Home / Artikel Ternyata Begini Rasanya Mencintaimu

Ternyata Begini Rasanya Mencintaimu

Ternyata Begini Rasanya Mencintaimu

Parenting

Rabu, 08 November 2017

Sejak mengikuti komunitas ini, hati dan pikiran terasa segar bak menghirup udara bersih di pagi hari, tanpa polusi. Komunitas yang baru setahun belakangan ini ku kenal yang memberikan ruang untuk semua calon ibu dan para ibu untuk terus belajar dan memperbaiki diri menjadi lebih baik. Sebuah komunitas yang diprakarsai oleh ibu Septi Peni dan suami beliau, pak dodik ini telah membuka jalan bagi ribuan kaum perempuan untuk belajar menjadi ibu profesional.

Cara yang digunakan terbilang unik, karena menggunakan fasilitas yang terdekat dan paling mudah pemanfaatannya, yaitu media online. Menggerakkan para calon ibu dan ibu yang ada di seantero dunia yang bisa menjangkaunya melalui pembelajaran kelas online. Code of Conduct kelas online telah dibuat dan disosialisasikan ke seluruh member yang mungkin berjumlah ratus ribu, entahlah. Yang jelas, saya makin mencintai karena berada di komunitas ini. 

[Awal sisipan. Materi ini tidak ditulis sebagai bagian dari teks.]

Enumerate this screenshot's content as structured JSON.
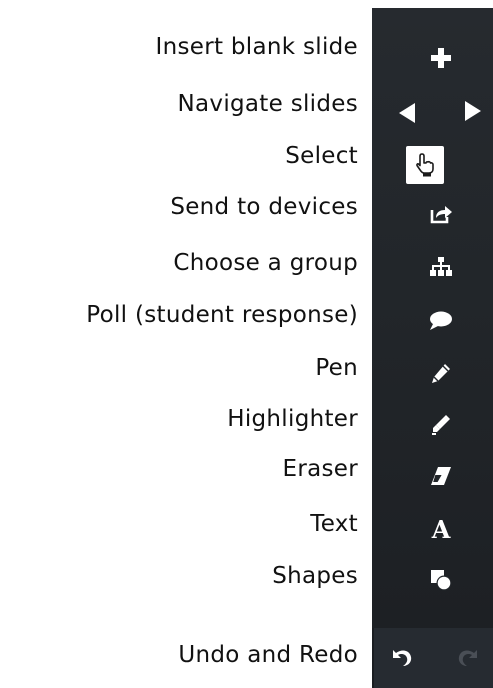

Kondisi berbagi kebaikan juga dibiasakan dalam komunitas ini. Apapun yang yang bisa dan miliki, berbagilah, karena itu tak kan mengurangi apapun yang kau miliki, justru semakin banyak berbagi, semakin melimpah berkah apa yang kan didapat kelak. Tak hanya ilmu parenting, ilmu lain yang bisa menaikkan kompetensi kaum perempuan pun berseliweran di komunitas Termasuk malam ini, giliran kami yang mendapat kesempatan menerima kucuran ilmu luar biasa terkait kepenulisan, yaitu tentang editing tulisan/naskah. Sesuatu yang sangat dibutuhkan bagi saya dan ibu-ibu lain yang menyukai dunia tulis menulis. 

Materi diberikan secara online melalui WAgrup, dipandu oleh koordinator pusat dan diisi oleh editor kenamaan, yang telah berpengalaman. Sang editor yang saat ini tinggal di Surabaya, menjadi editor ini berawal dari dikenalnya ia di kalangan teman-temannya suka membaca dan menulis. Sehingga ketika pertama kali ada yang mengajak untuk menjadi editor, diambillah kesempatan ini, sekalipun harus pindah ke Surabaya. baginya, menjadi seorang editor itu, diperlukan tak hanya kejelian 'mencari kesalahan penulis', namun juga harus memiliki pengetahuan dan keilmuan terkait kepenulisan.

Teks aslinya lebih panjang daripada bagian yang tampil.